- Tiny2040 - a super small USB-C dev board with up to 8MB flash: https://shop.pimoroni.com/products/tiny-2040
- PicoSystem - a handheld gaming console with 240x240 colour IPS display, audio, and classic controls: https://shop.pimoroni.com/products/picosystem
- Keybow2040 - a 16 key macro keypad with per-key RGB lighting: https://shop.pimoroni.com/products/keybow-2040
- Plasma2040 - designed for driving WS2812/APA102 LED strips: https://shop.pimoroni.com/products/plasma-2040
- Interstate 75 - for driving LED matrices like those used in giant outdoor screens: https://shop.pimoroni.com/products/interstate-75
We also have a heap of accessories for the official Raspberry Pi Pico development board: https://shop.pimoroni.com/collections/pico
It feels like it sits nicely between regular MCUs and the quirky every-peripheral-is-emulated-in-a-core awesomeness of the Parallax Propeller and - though I’m probably biased by experience and necessity - I love it.

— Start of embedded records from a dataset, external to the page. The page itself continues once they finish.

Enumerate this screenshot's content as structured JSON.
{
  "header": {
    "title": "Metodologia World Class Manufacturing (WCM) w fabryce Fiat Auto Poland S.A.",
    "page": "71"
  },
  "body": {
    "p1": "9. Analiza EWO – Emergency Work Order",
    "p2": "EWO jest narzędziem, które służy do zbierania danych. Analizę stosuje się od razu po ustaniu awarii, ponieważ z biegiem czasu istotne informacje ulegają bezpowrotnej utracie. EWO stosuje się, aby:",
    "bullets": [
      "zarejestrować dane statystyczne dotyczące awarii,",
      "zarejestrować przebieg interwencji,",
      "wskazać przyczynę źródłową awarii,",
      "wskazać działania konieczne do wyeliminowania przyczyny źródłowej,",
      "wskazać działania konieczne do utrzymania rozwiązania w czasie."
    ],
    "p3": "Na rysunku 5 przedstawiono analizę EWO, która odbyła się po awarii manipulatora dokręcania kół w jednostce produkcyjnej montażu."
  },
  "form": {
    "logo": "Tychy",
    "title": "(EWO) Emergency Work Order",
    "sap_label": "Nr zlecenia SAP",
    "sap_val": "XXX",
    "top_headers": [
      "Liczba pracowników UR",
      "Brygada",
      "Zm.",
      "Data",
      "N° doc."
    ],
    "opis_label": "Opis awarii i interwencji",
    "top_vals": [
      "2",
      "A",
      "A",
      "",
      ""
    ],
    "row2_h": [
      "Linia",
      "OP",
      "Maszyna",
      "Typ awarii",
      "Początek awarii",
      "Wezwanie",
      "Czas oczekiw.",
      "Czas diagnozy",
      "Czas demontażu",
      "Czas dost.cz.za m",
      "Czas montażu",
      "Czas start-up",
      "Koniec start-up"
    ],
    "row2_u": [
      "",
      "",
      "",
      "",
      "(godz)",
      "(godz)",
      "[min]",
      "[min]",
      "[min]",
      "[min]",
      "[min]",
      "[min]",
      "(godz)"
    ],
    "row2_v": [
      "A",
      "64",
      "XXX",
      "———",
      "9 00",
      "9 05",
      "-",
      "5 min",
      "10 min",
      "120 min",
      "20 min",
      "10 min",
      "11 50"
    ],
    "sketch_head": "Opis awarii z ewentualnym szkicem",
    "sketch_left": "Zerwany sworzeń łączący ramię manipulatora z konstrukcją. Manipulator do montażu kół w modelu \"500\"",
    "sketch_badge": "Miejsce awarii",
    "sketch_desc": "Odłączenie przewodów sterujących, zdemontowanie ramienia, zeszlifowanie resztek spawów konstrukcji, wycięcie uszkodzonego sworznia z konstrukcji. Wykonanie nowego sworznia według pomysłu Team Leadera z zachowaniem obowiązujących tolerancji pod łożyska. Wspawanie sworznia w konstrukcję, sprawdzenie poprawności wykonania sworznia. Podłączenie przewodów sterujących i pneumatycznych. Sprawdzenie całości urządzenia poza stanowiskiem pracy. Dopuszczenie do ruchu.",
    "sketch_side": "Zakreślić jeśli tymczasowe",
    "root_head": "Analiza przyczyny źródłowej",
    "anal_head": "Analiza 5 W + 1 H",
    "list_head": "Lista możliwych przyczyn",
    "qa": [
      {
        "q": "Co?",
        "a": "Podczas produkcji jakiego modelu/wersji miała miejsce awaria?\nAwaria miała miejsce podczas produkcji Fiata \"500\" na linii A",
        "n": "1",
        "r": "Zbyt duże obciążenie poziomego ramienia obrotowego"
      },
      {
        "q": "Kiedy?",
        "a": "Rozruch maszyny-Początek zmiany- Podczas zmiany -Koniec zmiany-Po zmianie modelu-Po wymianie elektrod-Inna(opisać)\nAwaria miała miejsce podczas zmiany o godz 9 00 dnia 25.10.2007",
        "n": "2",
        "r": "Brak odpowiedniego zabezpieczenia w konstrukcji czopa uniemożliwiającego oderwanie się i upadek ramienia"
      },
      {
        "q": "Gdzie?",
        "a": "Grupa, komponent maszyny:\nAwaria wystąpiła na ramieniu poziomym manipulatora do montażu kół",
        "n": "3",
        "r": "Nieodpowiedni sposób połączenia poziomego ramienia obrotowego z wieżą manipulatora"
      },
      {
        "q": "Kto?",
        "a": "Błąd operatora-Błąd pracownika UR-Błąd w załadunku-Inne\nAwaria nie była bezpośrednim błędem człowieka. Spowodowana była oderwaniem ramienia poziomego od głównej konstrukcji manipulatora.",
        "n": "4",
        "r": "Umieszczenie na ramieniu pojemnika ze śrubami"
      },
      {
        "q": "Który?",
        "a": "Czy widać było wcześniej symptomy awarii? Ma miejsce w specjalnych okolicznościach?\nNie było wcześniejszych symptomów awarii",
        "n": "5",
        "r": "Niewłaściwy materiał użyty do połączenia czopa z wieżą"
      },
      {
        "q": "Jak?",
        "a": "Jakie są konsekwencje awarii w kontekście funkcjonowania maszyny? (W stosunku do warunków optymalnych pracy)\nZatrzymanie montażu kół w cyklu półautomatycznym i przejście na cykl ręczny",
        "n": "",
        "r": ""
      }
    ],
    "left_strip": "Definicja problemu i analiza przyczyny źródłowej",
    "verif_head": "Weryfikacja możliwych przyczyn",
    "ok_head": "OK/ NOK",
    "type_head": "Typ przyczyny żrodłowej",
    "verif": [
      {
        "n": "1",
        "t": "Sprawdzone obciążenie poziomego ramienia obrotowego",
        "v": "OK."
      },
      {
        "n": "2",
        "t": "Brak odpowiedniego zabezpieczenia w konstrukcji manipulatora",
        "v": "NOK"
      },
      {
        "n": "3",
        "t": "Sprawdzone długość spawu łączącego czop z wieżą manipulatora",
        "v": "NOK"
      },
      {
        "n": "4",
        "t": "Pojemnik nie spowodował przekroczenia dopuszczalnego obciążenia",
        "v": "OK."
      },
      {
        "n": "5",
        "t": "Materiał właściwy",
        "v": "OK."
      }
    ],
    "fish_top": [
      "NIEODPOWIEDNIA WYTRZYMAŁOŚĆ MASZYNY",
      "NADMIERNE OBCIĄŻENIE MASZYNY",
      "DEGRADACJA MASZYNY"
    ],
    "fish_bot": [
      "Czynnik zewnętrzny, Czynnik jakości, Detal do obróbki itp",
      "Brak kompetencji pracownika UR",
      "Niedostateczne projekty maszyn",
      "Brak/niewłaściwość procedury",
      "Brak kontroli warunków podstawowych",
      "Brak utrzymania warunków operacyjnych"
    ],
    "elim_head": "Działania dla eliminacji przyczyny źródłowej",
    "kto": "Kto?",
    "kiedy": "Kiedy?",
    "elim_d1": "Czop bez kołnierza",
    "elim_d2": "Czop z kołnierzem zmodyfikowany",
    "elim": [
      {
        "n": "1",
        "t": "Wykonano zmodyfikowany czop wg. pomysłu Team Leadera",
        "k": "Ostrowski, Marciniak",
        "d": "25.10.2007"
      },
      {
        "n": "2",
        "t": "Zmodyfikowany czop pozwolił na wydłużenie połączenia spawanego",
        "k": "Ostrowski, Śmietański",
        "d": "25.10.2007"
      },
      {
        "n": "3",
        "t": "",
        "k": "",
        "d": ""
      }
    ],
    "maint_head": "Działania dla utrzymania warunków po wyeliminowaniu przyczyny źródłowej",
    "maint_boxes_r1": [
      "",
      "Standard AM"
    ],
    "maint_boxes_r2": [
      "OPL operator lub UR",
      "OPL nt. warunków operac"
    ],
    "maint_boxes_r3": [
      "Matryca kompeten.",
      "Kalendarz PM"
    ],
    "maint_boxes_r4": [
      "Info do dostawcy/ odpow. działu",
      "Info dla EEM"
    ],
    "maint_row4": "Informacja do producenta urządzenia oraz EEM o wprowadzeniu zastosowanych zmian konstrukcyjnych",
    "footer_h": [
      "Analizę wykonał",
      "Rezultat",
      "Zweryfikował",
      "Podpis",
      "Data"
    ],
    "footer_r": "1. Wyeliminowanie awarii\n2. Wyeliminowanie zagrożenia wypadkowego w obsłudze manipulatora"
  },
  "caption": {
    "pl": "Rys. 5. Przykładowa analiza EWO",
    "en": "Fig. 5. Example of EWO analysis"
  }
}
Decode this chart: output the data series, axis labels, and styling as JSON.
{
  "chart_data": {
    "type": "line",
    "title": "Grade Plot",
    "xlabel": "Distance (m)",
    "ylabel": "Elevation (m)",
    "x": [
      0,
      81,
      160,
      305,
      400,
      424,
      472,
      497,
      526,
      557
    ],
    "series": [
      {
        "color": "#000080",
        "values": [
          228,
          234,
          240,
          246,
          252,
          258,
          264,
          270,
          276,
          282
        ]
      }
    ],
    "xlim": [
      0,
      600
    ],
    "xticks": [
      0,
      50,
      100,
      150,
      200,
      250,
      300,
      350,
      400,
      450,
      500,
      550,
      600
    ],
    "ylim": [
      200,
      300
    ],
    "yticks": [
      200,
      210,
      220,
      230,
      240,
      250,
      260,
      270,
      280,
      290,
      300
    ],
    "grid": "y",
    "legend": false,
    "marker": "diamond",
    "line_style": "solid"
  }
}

The RP2040 usually just works for me, and the PIO is awesome. I've had a few cool automation projects at home that the RP2040 was the easiest thing to just get up and running with. In the past I would've gone with something in the STM family, but I'm very happy and impressed with the RP2040/Pi Pico.
The truely exciting things about the RP2040 are:
- Market availability
- Low price
- 2 x Cortex M0+ cores
- Possibility to overclock
- Flexible PIO Programmable State Machines with FIFOs
- High GPIO count
- Excellent documentation (!)
- Lots of examples
I think the RP2040 is even totally overpowered / underutilized for most of the tasks I see in most projects.
What I would love to see in the future, is a version with integrated flash (with possibility to expand with external QSPI flash), a cortex M4 core with FPU and the ability to attach PSRAM to expand the usable memory (and map it into the memory map of the RP2xxx).